Ainsi, le Prophète (sur lui soit la paix) s'est marié avec Ummu Habîba, fille de Abû Suf'yân ibn Harb (pourtant alors chef des Quraysh polycultistes de La Mecque, en guerre contre les musulmans de Médine). S'il a pu le faire,  c'est parce que Ummu Habîba avait renié la religion polycultiste, étant devenue musulmane. Elle avait émigré en Abyssinie avec son mari d'alors, mais celui-ci avait apostasié là-bas, puis y était mort. Le Prophète avait alors épousé cette veuve.
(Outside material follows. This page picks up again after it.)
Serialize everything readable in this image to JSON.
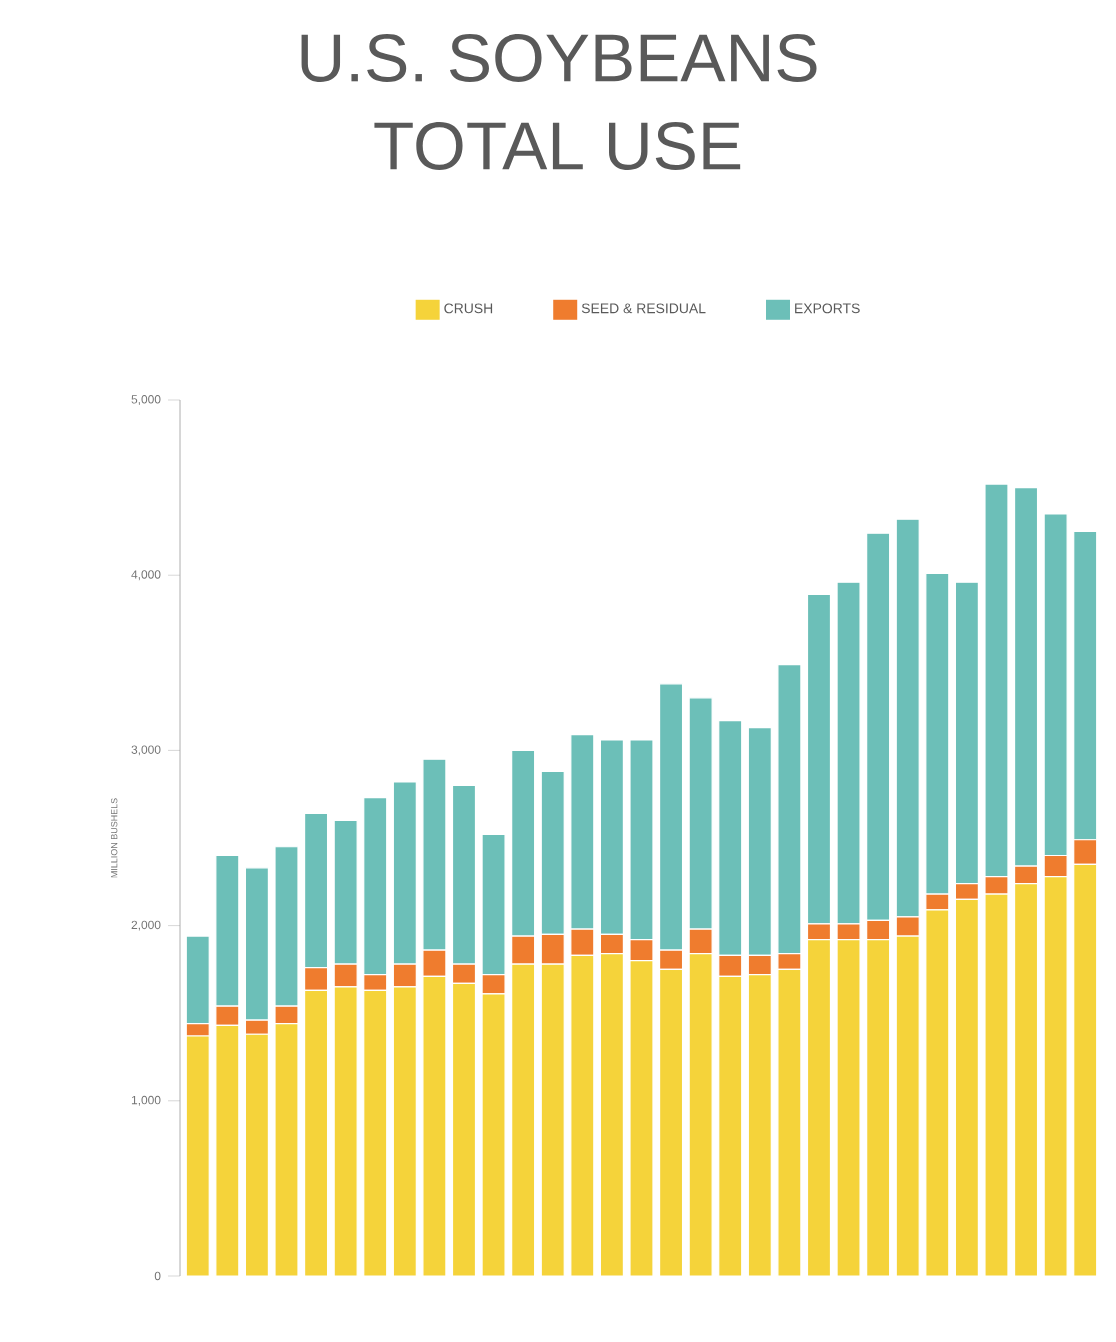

Or, du côté de Abû Suf'yân, même si sa fille adhérait à l'islam, religion qu'il combattait, le mariage de cette fille avec le Prophète de l'islam avait atténué son inimitié : d'après le commentaire de Ibn Abbâs, le verset : "عَسَى اللَّهُ أَن يَجْعَلَ بَيْنَكُمْ وَبَيْنَ الَّذِينَ عَادَيْتُم مِّنْهُم مَّوَدَّةً وَاللَّهُ قَدِيرٌ وَاللَّهُ غَفُورٌ رَّحِيمٌ" : "Il est à espérer que Dieu suscitera de l'affection entre vous et entre ceux vis-à-vis de qui [pour Lui] vous avez [actuellement] de l'inimitié" (Coran 60/7) concerne aussi, dans une mesure moindre, le moment où des motifs d'affection plus particuliers, sur le plan dunyawî, sont apparus : cela [a commencé à se réaliser vis-à-vis de Abû Suf'yân] par le fait que le Prophète épousa Ummu Habîba, fille de celui-ci : "عسى الله أن يجعل بينكم وبين الذين عاديتم منهم مودة}: وهذا بأن يسلم الكافر؛ وقد أسلم قوم منهم بعد فتح مكة وخالطهم المسلمون، كأبي سفيان ابن حرب والحارث بن هشام وسهيل بن عمرو وحكيم بن حزام. وقيل: "المودة": تزويج النبي صلى الله عليه وسلم أم حبيبة بنت أبي سفيان، فلانت عند ذلك عريكة أبي سفيان، واسترخت شكيمته في العداوة. قال ابن عباس: كانت المودة بعد الفتح** تزويج النبي صلى الله عليه وسلم أم حبيبة بنت أبي سفيان؛ وكانت تحت عبيدالله بن جحش، وكانت هي وزوجها من مهاجرة الحبش" (Tafsîr ul-Qurtubî) (** أي فتح الحديبية). Vu qu'il existe plusieurs relations quant à l'année où le Prophète - sur lui soit la paix - a épousé Ummu Habîba (l'an 4 / l'an 5 / l'an 6 / l'an 7 : BN, 4/161-163), si on retient ce commentaire de Ibn Abbas - selon lequel ce mariage a entraîné un certain radoucissement chez Abû Sufyân -, ce mariage ne peut avoir eu lieu qu'après la bataille des Coalisés, puisque jusqu'alors il n'y avait pas de radoucissement chez lui - or cette bataille se produisit en l'an 5. Il reste alors comme possibilités pour la date du mariage : l'an 6, et l'an 7.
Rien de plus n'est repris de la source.